Hiring the right people is always a challenge – in any industry. It can be even more so for ob.gyn. hospitalist recruitment. The standard is high: The ideal candidate must not only be board certified, but also a seasoned physician who can handle every true emergency, perform difficult operative deliveries, and counsel, advise, and teach older ob.gyns., family physicians, and midwives who may not be practicing up-to-date evidence-based medicine. This is not a job for a rookie.

Team Players

The team has to be compatible, flexible, and responsible – and egos must be left at the front door. Communication is vital: Smooth handoff rounds conveying all the necessary information are essential. The hospitalist also must have a personality that enables him or her to quickly bond with all patients and their families after handover. Additionally, scheduling needs to be fair and allow call dates to be traded to fit everyone’s schedule.

Service Orientation

Not only do the physicians need to keep their teammates and patients happy, they need to keep everyone happy. They need to look at systemwide improvements, listen to concerns, implement standardized protocols, and always encourage best practices. This is where customer service is imperative, and ob.gyn. hospitalists must go out of their way to ask nurses, staff, and physicians the question: “Is there anything I can do to help?”

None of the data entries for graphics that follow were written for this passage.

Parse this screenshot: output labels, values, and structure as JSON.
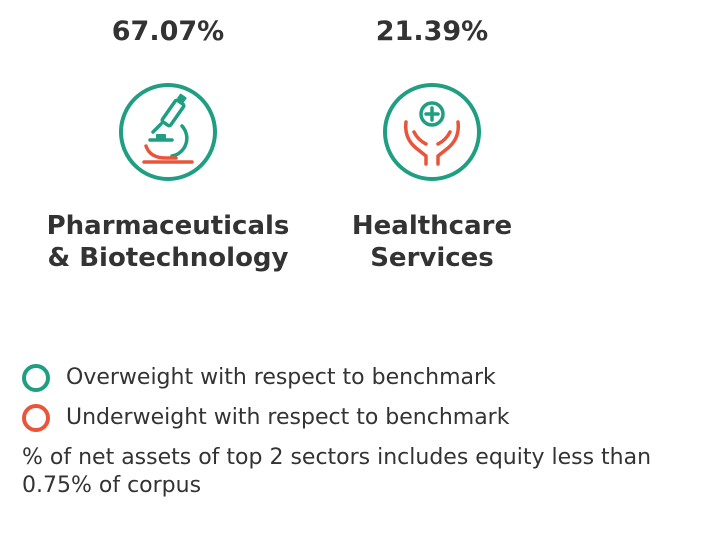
{
  "sectors": [
    {
      "percent": "67.07%",
      "name_line1": "Pharmaceuticals",
      "name_line2": "& Biotechnology",
      "icon": "microscope-icon",
      "weighting": "overweight"
    },
    {
      "percent": "21.39%",
      "name_line1": "Healthcare",
      "name_line2": "Services",
      "icon": "caring-hands-cross-icon",
      "weighting": "overweight"
    }
  ],
  "legend": {
    "overweight": "Overweight with respect to benchmark",
    "underweight": "Underweight with respect to benchmark"
  },
  "footnote": "% of net assets of top 2 sectors includes equity less than 0.75% of corpus",
  "colors": {
    "overweight": "#1f9e82",
    "underweight": "#e8553a",
    "text": "#333333"
  }
}
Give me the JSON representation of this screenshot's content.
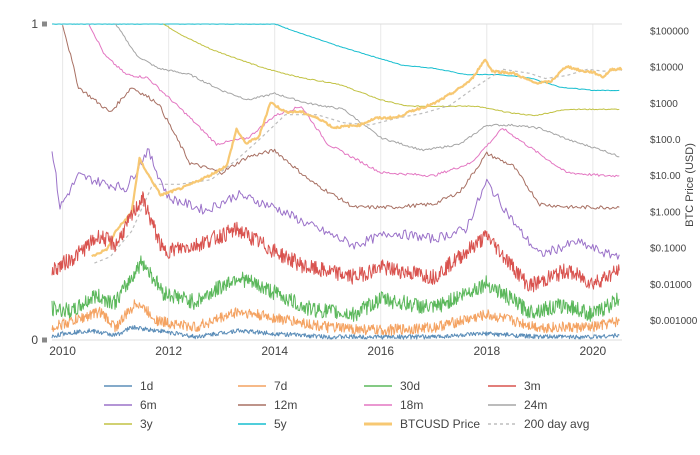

Hospital Administration Support

Like all other internal medicine and pediatric hospitalist programs, ob.gyn. hospitalist programs need to be subsidized. It takes approximately $1.3-$1.7 million to start a program, and after a year, it is probably only bringing in about $1 million. The financial investment is worth it to the hospital because it results in better outcomes that lead to lower malpractice costs, as well as happier private physicians. Higher satisfaction in labor and delivery helps with recruitment and retention of nurses and physicians alike. It is also a marketable, competitive advantage that the hospital can use to attract more patients.

Whatever form a local ob.gyn. hospitalist program takes, these four common factors are essential to its foundation. The program must be flexible enough to meet unique local needs while still adhering to proven elements that ensure success.